VEATIC: Video-based Emotion and Affect Tracking in Context Dataset: VEATIC Datasetby@kinetograph

VEATIC: Video-based Emotion and Affect Tracking in Context Dataset: VEATIC Dataset

Too Long; Didn't Read

In this paper, researchers introduce VEATIC dataset for human affect recognition, addressing limitations in existing datasets, enabling context-based inference.
featured image - VEATIC: Video-based Emotion and Affect Tracking in Context Dataset: VEATIC Dataset
Kinetograph: The Video Editing Technology Publication HackerNoon profile picture

This paper is available on arxiv under CC 4.0 license.


(1) Zhihang Ren, University of California, Berkeley and these authors contributed equally to this work (Email: [email protected]);

(2) Jefferson Ortega, University of California, Berkeley and these authors contributed equally to this work (Email: [email protected]);

(3) Yifan Wang, University of California, Berkeley and these authors contributed equally to this work (Email: [email protected]);

(4) Zhimin Chen, University of California, Berkeley (Email: [email protected]);

(5) Yunhui Guo, University of Texas at Dallas (Email: [email protected]);

(6) Stella X. Yu, University of California, Berkeley and University of Michigan, Ann Arbor (Email: [email protected]);

(7) David Whitney, University of California, Berkeley (Email: [email protected]).

3. VEATIC Dataset

In this section, we introduce the Video-based Emotion and Affect Tracking in Context Dataset (VEATIC). First, we describe how we obtained all the video clips. Next, we illustrate the data annotation procedures and pre-processing process. Finally, we report important dataset statistics and visualize data analysis results.

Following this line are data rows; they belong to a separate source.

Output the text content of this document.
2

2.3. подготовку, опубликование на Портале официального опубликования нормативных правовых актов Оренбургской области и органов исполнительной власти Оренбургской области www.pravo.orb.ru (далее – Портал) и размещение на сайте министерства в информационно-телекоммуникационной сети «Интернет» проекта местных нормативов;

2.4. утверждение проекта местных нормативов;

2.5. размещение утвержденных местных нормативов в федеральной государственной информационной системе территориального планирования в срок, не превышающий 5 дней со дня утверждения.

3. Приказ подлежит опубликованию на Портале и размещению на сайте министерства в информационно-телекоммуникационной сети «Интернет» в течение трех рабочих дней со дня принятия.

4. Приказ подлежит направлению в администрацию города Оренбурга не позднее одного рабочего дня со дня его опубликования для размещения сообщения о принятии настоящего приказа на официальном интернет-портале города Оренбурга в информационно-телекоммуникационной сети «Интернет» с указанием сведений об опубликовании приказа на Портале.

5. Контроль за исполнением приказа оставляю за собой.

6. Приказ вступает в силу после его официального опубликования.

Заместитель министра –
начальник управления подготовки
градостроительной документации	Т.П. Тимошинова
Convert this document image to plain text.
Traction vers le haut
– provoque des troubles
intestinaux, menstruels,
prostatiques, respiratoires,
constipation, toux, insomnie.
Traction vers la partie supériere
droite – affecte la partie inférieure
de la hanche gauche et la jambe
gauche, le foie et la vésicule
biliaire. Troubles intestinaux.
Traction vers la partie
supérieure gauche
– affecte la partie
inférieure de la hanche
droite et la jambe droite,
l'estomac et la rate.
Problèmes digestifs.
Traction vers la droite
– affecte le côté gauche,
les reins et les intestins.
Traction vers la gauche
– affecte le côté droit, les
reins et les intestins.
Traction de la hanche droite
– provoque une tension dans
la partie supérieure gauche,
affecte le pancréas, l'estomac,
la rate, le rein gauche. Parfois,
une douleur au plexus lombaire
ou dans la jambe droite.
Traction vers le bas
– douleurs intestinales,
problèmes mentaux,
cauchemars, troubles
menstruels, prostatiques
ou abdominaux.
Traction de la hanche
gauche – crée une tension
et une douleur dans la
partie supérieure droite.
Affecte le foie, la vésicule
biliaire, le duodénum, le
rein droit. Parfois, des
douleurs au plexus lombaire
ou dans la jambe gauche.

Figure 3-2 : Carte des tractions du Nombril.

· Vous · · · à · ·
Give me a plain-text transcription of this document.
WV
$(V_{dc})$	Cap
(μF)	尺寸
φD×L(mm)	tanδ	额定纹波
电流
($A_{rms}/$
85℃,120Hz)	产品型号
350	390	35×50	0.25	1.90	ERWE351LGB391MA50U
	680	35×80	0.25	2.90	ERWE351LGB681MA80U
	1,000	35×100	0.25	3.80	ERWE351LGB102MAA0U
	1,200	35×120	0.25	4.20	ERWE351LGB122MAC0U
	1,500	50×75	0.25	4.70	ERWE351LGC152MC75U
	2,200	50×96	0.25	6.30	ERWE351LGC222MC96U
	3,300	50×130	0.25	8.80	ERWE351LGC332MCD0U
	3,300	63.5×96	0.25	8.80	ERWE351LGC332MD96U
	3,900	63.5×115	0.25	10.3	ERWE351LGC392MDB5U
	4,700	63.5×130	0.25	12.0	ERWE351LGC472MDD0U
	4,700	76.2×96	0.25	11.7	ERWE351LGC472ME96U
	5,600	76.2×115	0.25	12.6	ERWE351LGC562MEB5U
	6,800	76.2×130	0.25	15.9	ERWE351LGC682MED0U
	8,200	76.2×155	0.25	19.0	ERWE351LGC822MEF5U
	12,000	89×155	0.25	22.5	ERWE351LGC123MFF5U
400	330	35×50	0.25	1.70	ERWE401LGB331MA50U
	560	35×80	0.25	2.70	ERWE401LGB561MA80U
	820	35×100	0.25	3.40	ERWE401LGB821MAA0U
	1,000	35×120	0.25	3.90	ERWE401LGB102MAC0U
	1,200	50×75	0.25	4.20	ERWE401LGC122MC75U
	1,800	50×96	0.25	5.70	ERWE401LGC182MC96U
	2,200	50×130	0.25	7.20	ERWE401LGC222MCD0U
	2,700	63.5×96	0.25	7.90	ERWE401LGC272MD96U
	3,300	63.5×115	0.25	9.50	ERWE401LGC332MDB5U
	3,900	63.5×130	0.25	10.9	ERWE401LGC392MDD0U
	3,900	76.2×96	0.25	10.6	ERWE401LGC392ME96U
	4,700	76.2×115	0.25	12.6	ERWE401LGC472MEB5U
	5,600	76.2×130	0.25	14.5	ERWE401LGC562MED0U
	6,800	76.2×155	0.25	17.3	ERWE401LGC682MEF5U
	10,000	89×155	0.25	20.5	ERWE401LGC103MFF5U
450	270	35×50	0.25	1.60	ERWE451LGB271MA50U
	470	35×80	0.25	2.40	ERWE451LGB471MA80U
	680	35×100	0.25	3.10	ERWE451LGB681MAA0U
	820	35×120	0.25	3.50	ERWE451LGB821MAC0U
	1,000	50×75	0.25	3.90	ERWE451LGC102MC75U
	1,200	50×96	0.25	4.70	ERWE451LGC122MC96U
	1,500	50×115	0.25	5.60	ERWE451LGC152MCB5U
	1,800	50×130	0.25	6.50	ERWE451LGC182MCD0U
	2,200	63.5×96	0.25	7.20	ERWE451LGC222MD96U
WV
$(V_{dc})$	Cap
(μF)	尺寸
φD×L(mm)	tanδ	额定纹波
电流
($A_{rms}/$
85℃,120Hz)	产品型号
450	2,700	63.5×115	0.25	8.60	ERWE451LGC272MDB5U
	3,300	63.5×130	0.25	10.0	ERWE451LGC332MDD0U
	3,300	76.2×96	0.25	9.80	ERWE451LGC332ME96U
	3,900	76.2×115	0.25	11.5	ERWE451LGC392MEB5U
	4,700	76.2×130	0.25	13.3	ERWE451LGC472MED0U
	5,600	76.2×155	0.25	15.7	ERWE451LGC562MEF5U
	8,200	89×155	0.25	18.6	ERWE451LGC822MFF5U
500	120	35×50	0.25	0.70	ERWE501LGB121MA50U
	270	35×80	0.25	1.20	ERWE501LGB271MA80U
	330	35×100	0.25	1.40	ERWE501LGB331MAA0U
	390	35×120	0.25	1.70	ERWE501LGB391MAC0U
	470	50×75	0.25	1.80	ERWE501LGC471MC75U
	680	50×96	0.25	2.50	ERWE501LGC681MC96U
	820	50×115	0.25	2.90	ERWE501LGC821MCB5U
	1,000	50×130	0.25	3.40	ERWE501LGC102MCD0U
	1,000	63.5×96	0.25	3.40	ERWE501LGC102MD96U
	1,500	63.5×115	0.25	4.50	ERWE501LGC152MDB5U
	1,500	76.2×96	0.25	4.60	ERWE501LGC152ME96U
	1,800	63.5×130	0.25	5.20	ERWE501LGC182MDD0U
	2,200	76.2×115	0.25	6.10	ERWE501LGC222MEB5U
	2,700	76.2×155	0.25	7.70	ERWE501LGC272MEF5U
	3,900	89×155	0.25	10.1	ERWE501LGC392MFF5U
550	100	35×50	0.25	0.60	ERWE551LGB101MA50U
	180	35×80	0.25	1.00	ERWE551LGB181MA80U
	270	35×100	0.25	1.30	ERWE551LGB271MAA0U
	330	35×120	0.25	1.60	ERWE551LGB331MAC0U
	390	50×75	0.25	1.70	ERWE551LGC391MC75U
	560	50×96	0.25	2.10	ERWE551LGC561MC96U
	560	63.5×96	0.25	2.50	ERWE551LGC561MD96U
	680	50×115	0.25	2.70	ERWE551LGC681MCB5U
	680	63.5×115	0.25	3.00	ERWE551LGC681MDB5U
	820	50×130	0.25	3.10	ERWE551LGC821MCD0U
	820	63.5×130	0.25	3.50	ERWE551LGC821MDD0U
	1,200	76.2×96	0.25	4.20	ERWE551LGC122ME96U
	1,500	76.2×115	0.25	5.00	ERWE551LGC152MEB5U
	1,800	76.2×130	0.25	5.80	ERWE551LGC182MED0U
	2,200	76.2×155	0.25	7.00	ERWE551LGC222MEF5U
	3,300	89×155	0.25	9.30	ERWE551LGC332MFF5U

3.1. Video Clips Acquisition

All video clips used in the dataset were acquired from an online video-sharing website (YouTube) and video clips were selected on the basis that the emotions/affect of the characters in the clips should vary across time. In total, the VEATIC dataset contains 124 video clips, 104 clips from Hollywood movies, 15 clips from home videos, and 5 clips from documentaries or reality TV shows. Sample frames from the VEATIC dataset are shown in (Figure 2). These videos contain zero to multiple interacting characters. All sound was removed from the videos so observers only had access to visual information when tracking the emotion of the target character.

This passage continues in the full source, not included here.